Я вам докладывал, в какой она дыре жила: только одни стены, да и те из гнилушек с землею. Капнула мне чья-то кровь на руку, поднял я голову и вижу: царица.

Вышла на край своей крепости и смотрит на сражение, глазом не поведет.

Видал я ее раньше мельком, да не разглядывал.

Коли б не за тем пришел, чтоб бить ее, да гнать, сейчас бы жизнь свою к ногам ее положил: володей навеки.

И где ж это берутся такие очи, такое все, как у нее взялось?

Чувствую, что еще минута малая, и стану бить своих, ее защищать, да как закричу:

— Вот она, змия подколодная!

Наши-то в драку вошли крепко и голов бы не подняли без моего крику.

Кинулись тут на нее, я тоже за косы схватил, да удержать ее нет возможности. Вывернулась, выскользнула, только тряпки в руках у нас оставила и птицей понеслась в лес, крича уж не как птица, а как ведьма или сам леший.

За нею все, оставляя драку, утирая кровь на бегу, ругаясь и свистя, как на охоте. Только кнутом и доставали передние. Исхлестали же ее все же здорово.

Кто не бежал, тот логово доламывал. Хотели поджечь, да побоялись лесного пожара.

Сгинула она с этих пор, будто и не было ее.

Кому досталось в драке, раны стал залечивать; кто целым вышел, — похохатывал, да руки потирал: чесались после бойкого дела.

Что ж, вы думаете, тем все и кончилось?

Застегали ее до смерти? Нет! Ее нельзя убить до смерти. Она живучая; вы послушайте дальше.
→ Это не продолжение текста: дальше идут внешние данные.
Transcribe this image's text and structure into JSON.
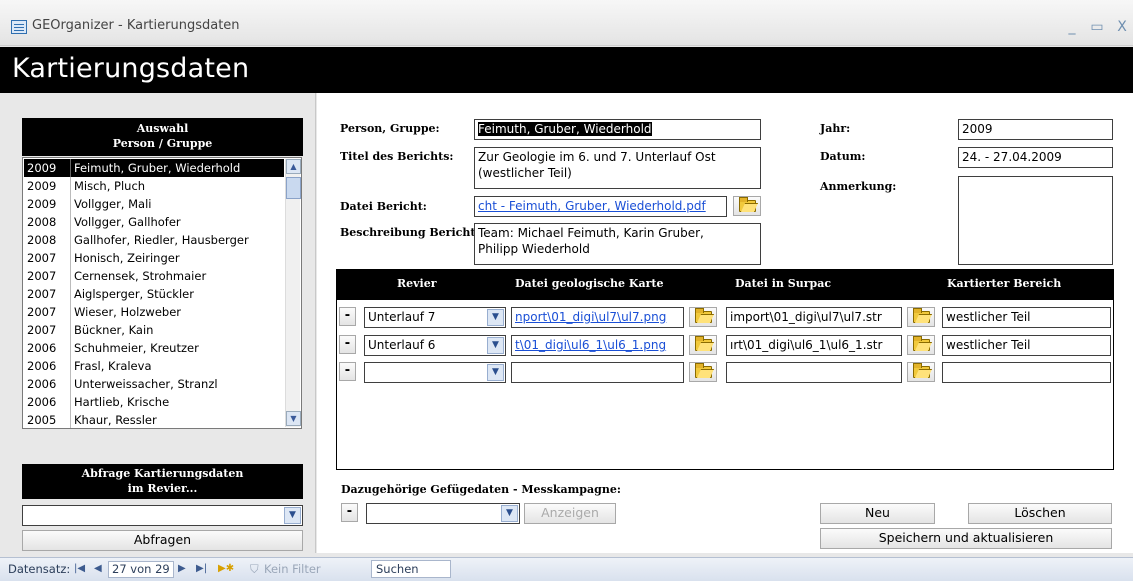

Зажили мы, значит, опять по-вчерашнему. Изредка у охотников на сердце поскребывало, как серый мышь лапкой. Но как вспомнишь, что доброе дело сделал, все рукой снимало. Или в знойную ночь подкатывало под сердце у тех, кто с Нелюдимкой знавался. Но вспоминали, что грех миновал, и откатывало от сердца.

Я рос, к лесному делу приспосабливался.

И уж сколько мне лет от тех происшествий отсчитать надобно, не скажу наверно. Только живу это я в лесу, топлю смолу, о невесте, своей будущей жене, думаю. Месяц Травень на исходе, и сверчки уж скоро застрекочут. И как раз это, что я вам еще рассказать хочу, приходится на Исакия, когда все змеи скопляются и едут поездом на змеиную свадьбу.